Aus der Tatsache, dass der Abschn. C. III. 3. des genannten Beschlusses des BVerfG über die Anordnung der befristeten Weitergeltung des Vermögensteuergesetzes mit dem Hinweis auf den Verstoß gegen den Gleichheitssatz eingeleitet wird, kann nicht gefolgert werden, mit der angeordneten Weitergeltung sei lediglich die Berufung auf diesen Verstoß gegen Art. 3 Abs. 1 des Grundgesetzes ausgeschlossen. Ausgeschlossen ist vielmehr die Berufung auf alle in der Entscheidung beanstandeten Verstöße des bis dahin geltenden Vermögensteuerrechts gegen die Grundrechte. Der Verstoß gegen den Gleichheitssatz wird eingangs nur deshalb angesprochen, weil derartige Verstöße nach der Rechtsprechung des BVerfG in der Regel nicht zur Nichtigkeit der gerügten Norm(en), sondern nur zum Ausspruch ihrer Unvereinbarkeit mit dem Grundgesetz in Verbindung mit der Anordnung ihrer befristeten Weitergeltung führen. Regelmäßig bestehen nämlich mehrere Möglichkeiten, den Verstoß gegen den Gleichheitssatz zu beheben. Die Entscheidung für eine dieser Möglichkeiten soll dem Gesetzgeber überlassen werden (vgl. dazu Urteil des BFH vom 24. Mai 2000 II R 25/99, BFHE 191, 240, BStBl II 2000, 378, unter II. 1., m.w.N.).

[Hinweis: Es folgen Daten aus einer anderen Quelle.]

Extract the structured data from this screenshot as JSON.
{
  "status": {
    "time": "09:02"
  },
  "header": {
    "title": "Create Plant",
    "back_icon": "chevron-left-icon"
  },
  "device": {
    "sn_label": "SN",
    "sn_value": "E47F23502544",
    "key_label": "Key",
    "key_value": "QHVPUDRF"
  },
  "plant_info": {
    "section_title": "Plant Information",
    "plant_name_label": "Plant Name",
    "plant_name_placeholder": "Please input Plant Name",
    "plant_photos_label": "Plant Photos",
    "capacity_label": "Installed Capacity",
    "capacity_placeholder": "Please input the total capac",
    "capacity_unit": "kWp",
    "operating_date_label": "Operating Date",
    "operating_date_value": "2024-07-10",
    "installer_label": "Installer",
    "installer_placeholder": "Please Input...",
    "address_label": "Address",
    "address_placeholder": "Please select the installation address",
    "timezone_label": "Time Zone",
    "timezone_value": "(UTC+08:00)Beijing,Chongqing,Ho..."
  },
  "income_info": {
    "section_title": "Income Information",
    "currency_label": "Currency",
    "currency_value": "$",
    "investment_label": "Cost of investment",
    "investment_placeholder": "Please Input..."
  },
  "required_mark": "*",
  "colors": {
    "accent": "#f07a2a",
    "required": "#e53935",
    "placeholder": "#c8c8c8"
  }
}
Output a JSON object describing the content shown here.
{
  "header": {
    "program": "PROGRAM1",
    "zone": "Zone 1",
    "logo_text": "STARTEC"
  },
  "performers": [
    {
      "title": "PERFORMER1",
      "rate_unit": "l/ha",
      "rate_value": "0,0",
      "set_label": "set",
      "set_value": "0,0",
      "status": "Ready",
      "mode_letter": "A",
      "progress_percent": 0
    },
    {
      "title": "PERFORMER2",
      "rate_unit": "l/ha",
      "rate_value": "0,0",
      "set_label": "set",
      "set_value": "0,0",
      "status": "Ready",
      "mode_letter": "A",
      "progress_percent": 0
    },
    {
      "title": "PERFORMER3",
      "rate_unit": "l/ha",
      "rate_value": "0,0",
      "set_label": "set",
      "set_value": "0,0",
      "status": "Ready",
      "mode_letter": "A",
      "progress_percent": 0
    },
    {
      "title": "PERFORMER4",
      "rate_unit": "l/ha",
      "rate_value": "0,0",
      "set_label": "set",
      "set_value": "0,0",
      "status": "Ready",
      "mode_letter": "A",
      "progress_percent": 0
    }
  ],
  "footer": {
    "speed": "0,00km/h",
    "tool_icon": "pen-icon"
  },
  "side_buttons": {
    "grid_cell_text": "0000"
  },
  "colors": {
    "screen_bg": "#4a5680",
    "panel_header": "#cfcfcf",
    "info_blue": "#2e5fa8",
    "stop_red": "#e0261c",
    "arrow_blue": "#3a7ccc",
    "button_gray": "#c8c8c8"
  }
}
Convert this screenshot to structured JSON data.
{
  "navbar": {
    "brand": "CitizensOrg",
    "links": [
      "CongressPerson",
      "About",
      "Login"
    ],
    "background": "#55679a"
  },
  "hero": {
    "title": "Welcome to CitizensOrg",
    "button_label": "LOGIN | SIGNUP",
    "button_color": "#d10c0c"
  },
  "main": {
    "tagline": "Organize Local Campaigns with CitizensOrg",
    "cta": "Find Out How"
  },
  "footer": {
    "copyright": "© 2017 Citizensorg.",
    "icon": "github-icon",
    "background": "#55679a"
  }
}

Dieses Verständnis der Weitergeltungsanordnung wird durch die nachfolgenden Ausführungen des BVerfG bestätigt, mit denen dem Gesetzgeber bei einer Neuregelung für die Dauer der durchzuführenden Neubewertung des Vermögens ―längstens für fünf Jahre― zugestanden wird, die vermögensteuerrechtliche Belastung mit Hilfe von Übergangsregelungen schrittweise den dargelegten verfassungsrechtlichen Maßstäben anzunähern. Mit diesen Maßstäben sind auch die Ausführungen des BVerfG zur einzuhaltenden Obergrenze der Belastung gemeint.